The unreality in this story really detracted from the story line as a whole. Also I was perplexed as to why the couple would allow their daughter to be hospitalized in a hospital where patients were dying mysteriously. It isn't like there are no other hospitals in the state. People routinely travel for an hour plus in Vermont to get better medical care than is available locally.

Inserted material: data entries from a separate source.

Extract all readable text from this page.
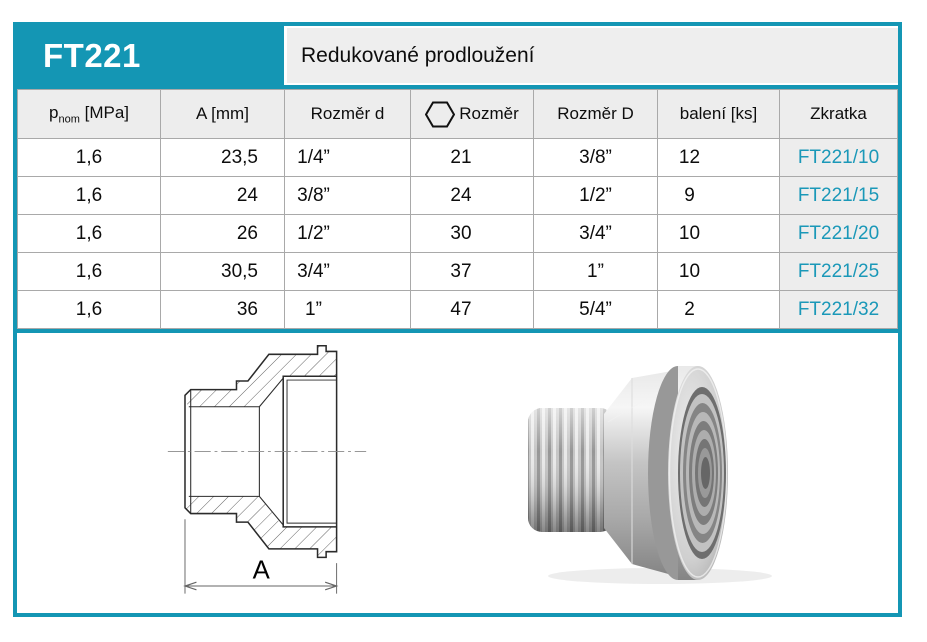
FT221	Redukované prodloužení
$p_{nom}$ [MPa]	A [mm]	Rozměr d	Rozměr	Rozměr D	balení [ks]	Zkratka
1,6	23,5	1/4”	21	3/8”	12	FT221/10
1,6	24	3/8”	24	1/2”	9	FT221/15
1,6	26	1/2”	30	3/4”	10	FT221/20
1,6	30,5	3/4”	37	1”	10	FT221/25
1,6	36	1”	47	5/4”	2	FT221/32
A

All in all the book's polemics were interesting, but the lack of knowledge of the setting and poor character development made it not one of Cook's best. Before he writes about Vermont again he ought to come and live here for 6 months or so.

Rating: 5 stars
Summary: This is Robin Cook
Review: This is the kind of books that I like of Dr. Cook, of course I am not a doctor so I don't understand many things about medicine, but this book is definitely a medical thrillers, and as all of his books you will think twice before you go to a doctor or a hospital.
The story of the hospital that want to save money instead of save patients is not out of reality, in other words I can believe that these things could happened in a small town or a place that are not to many hospitals.
It has one or two mistakes with their daughter, but that doesn't mean that it couldn't be real.

Rating: 2 stars
Summary: Preachy as all heck - okay storyline.
Review: While the story line was tolerable and interesting at times, the preachiness of 'educating the reader' about the favorite 'special interest' of the author really comes across to clumsily that it detracts from the overall flow of the book (every few pages there seems to be a jab here and there thrown in to meet some sort of a PSA quota.) The story line is not as good as Toxin, but this title is slightly less offensive in the constant regurgitation of the 'healthcare system= evil' message than it is in Toxin.